- Developer: Datasoft
- Publisher: Datasoft
- Platforms: Apple II, Atari 8-bit, Atari ST, Commodore 64, IBM PC
- Release: NA: 1986;
- Genre: Board
- Modes: Single-player, multiplayer

= 221B Baker Street (video game) =

1986 video game

221B Baker Street is a 1986 video game published by Datasoft, based on an earlier board game of the same name. The game was inspired by the exploits of Arthur Conan Doyle's fictional detective Sherlock Holmes and derives its title from the detective's residence at 221B Baker Street in London. The original board game was created and copyrighted by American writer Jay Moriarty (dba Antler Productions) in 1975.

==Gameplay==

Gameplay screenshot (Atari ST)

Up to four players compete against each other to solve various mysteries in and around Victorian London. Each player can assume the role of one of four characters from the Sherlock Holmes books—Sherlock Holmes, Dr. Watson, Irene Adler or Inspector Lestrade—and can select from 30 different adventures. Case file for each mystery are provided in the manual and give the particulars of the case, including key clues and suspects.
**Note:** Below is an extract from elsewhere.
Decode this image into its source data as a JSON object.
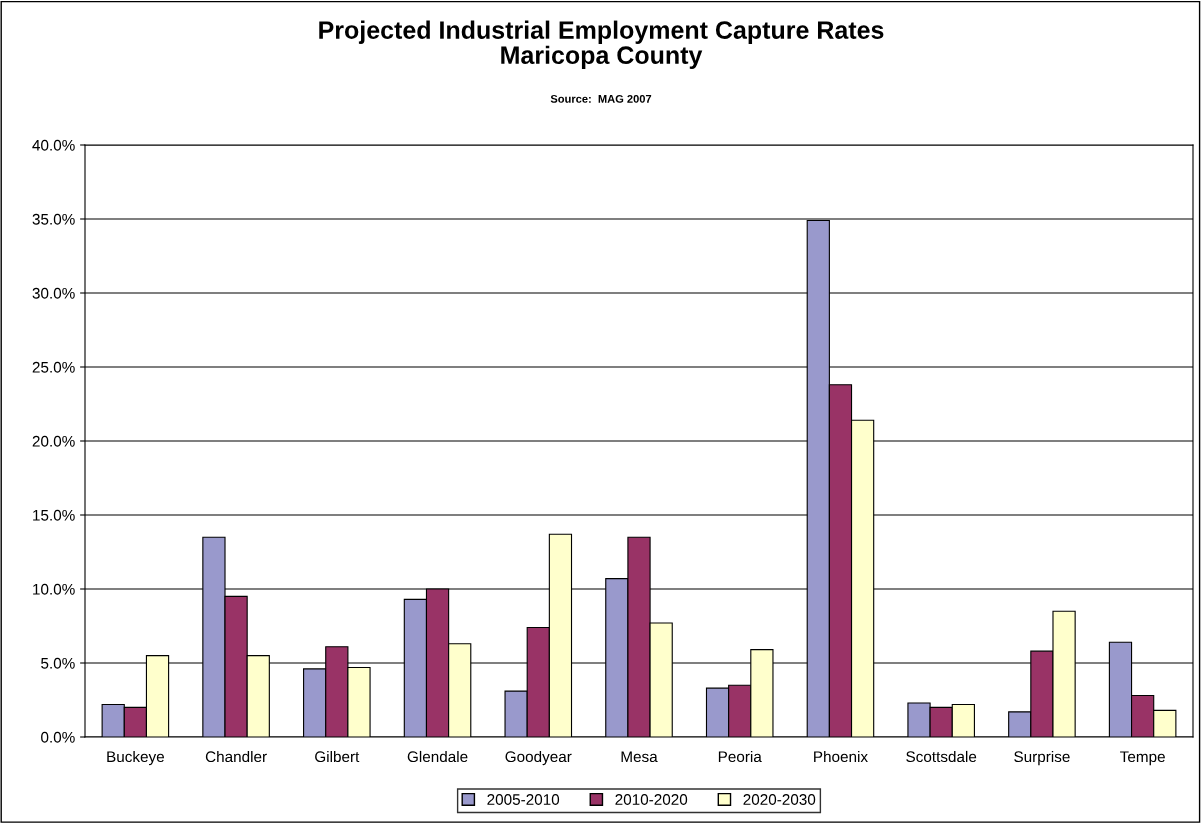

To solve the case, players roll dice to move among 15 different locales throughout London, collecting the clues necessary to unravel the mystery. Each player also visits Scotland Yard to collect a badge, which allows him to "lock" a particular location on the map, making access to it by the other players more difficult. Once a player believes he has solved the case, he returns to Baker Street where he must successfully answer a quiz. Play ends when a player successfully passes the quiz.

==Reception==
Harvey Bernstein reviewed the game for Antic and stated that "I will admit that the graphics are fairly good but, aside from a handful of quotes in the documentation, no attempt is made to capture the style of Sir Arthur Conan Doyle's beloved text."